Il polittico dei Beneficiati
È noto che Leonardo da Vinci non si recò mai in Sardegna né, per quanto è dato sapere, alcuna delle sue opere vi è transitata. L'Isola però entra direttamente nelle vicende del grande genio toscano per una circostanza inaspettata che riguarda il Leonardo studioso di matematica e di geometria e non il Leonardo artista.
La notizia la si ricava da un passo del "Codice Atlantico" - che ha costituito oggetto di un convegno di studi organizzato nel 2017 a Cagliari dalla Deputazione di Storia Patria per la Sardegna - dove Leonardo menziona la Sardegna a proposito di un volume di Archimede del quale intendeva entrare in possesso. Il passo non solo conferma la multiforme attività di indagine di Leonardo e la sua necessità di confrontarsi col sapere scientifico, ma contiene anche un richiamo alla nostra Isola.

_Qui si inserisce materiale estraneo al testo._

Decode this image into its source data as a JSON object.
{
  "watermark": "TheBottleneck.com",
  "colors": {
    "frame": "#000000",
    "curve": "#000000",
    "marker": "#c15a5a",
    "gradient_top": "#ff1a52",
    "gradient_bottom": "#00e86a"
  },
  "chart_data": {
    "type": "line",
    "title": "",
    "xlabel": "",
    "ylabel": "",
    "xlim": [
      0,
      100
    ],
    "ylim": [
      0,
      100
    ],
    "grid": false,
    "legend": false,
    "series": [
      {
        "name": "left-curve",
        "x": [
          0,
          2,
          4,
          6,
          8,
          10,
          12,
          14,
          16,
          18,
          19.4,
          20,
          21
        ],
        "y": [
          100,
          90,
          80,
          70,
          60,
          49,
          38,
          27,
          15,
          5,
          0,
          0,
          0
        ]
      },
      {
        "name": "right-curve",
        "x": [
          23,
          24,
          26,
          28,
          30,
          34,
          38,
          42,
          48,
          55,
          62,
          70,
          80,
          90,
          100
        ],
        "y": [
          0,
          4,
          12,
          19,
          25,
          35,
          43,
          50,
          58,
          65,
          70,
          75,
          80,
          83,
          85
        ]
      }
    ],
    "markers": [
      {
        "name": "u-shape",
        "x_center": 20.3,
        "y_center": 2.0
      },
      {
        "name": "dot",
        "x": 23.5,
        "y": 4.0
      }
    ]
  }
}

Leonardo, infatti, afferma che un monsignore di Santa Giusta che stava a Roma aveva dato il volume in questione al fratello che stava in Sardegna. Si trattava all'evidenza di monsignor Gaspare Torrella, vescovo di Santa Giusta, eletto il 4 gennaio 1494 dal pontefice Alessandro VI, di cui fu medico personale. Torrella, di famiglia ebrea conversa valenziana, figlio e fratello di medici, scrisse alcuni testi di medicina e astrologia. E proprio un suo fratello maggiore, Ausia, aveva il volume di Archimede cui Leonardo fa cenno.
Passando al campo dell'arte figurativa, va detto che un qualche influsso leonardesco lo si ritrova nel "polittico di Sant'Eligio", frutto della collaborazione fra tre artisti (tra cui Pietro Cavaro), attualmente esposto nella Pinacoteca Nazionale di Cagliari. Nella Sardegna del Cinquecento troviamo anche i "leonardismi" mediati da Napoli, sempre riferibili alla bottega dei Cavaro e più precisamente a Michele, figlio di Pietro.
In particolare, il riferimento riguarda il "polittico della Madonna della Consolazione", andato disperso come tale e di cui restano tre tavole, parimenti custodite nella Pinacoteca Nazionale che formano un trittico. Ma nell'opera forse c'è anche un'impronta raffaellesca se si pensa alle soluzioni compositive. Forti sono anche le analogie col "polittico di San Giovanni Battista" di Villamar realizzato da Pietro Cavaro nel 1518 per don Salvatore Aymerich, signore di Mara.
E poi ci sono alcuni ricordi leonardeschi importati in Sardegna dall'Andalusia: era un'epoca in cui gli artisti viaggiavano e si formavano attraverso il confronto di esperienze. E la Sardegna, facendo parte di un contesto politico più ampio (quella confederazione di stati che era il Regno di Spagna), non era certo estranea a questo confronto.
Quindi l'esperienza del genio toscano viene vissuta qui da noi, ancorché in maniera riflessa. Pensiamo ad esempio al "polittico dei Beneficiati", opera per lungo tempo attribuita ai Cavaro ma di Luis Machuca e Pedro Raxis il vecchio. Non a caso, il polittico, già collocato nella Cattedrale di Cagliari e ora nel Museo Diocesano, rivela - nello "scomparto della Crocifissione" - una forte similitudine tra il volto del personaggio e quello del cavaliere posto all'estremità del gruppo equestre della "Battaglia di Anghiari", una delle grandi opere di Leonardo da Vinci.
Ma l'espressione artistica di Pedro Raxis non nasce dal nulla: egli, pittore cagliaritano con frequentazioni romane, visse anche l'esperienza fiorentina. Possiamo aggiungere - a conferma della formazione multiculturale degli artisti del tempo - che la presenza di Raxis è attestata anche in Andalusia dove, dal 1527, entrò in contatto con Luis Machuca, col quale poi collaborerà alla realizzazione di diverse opere.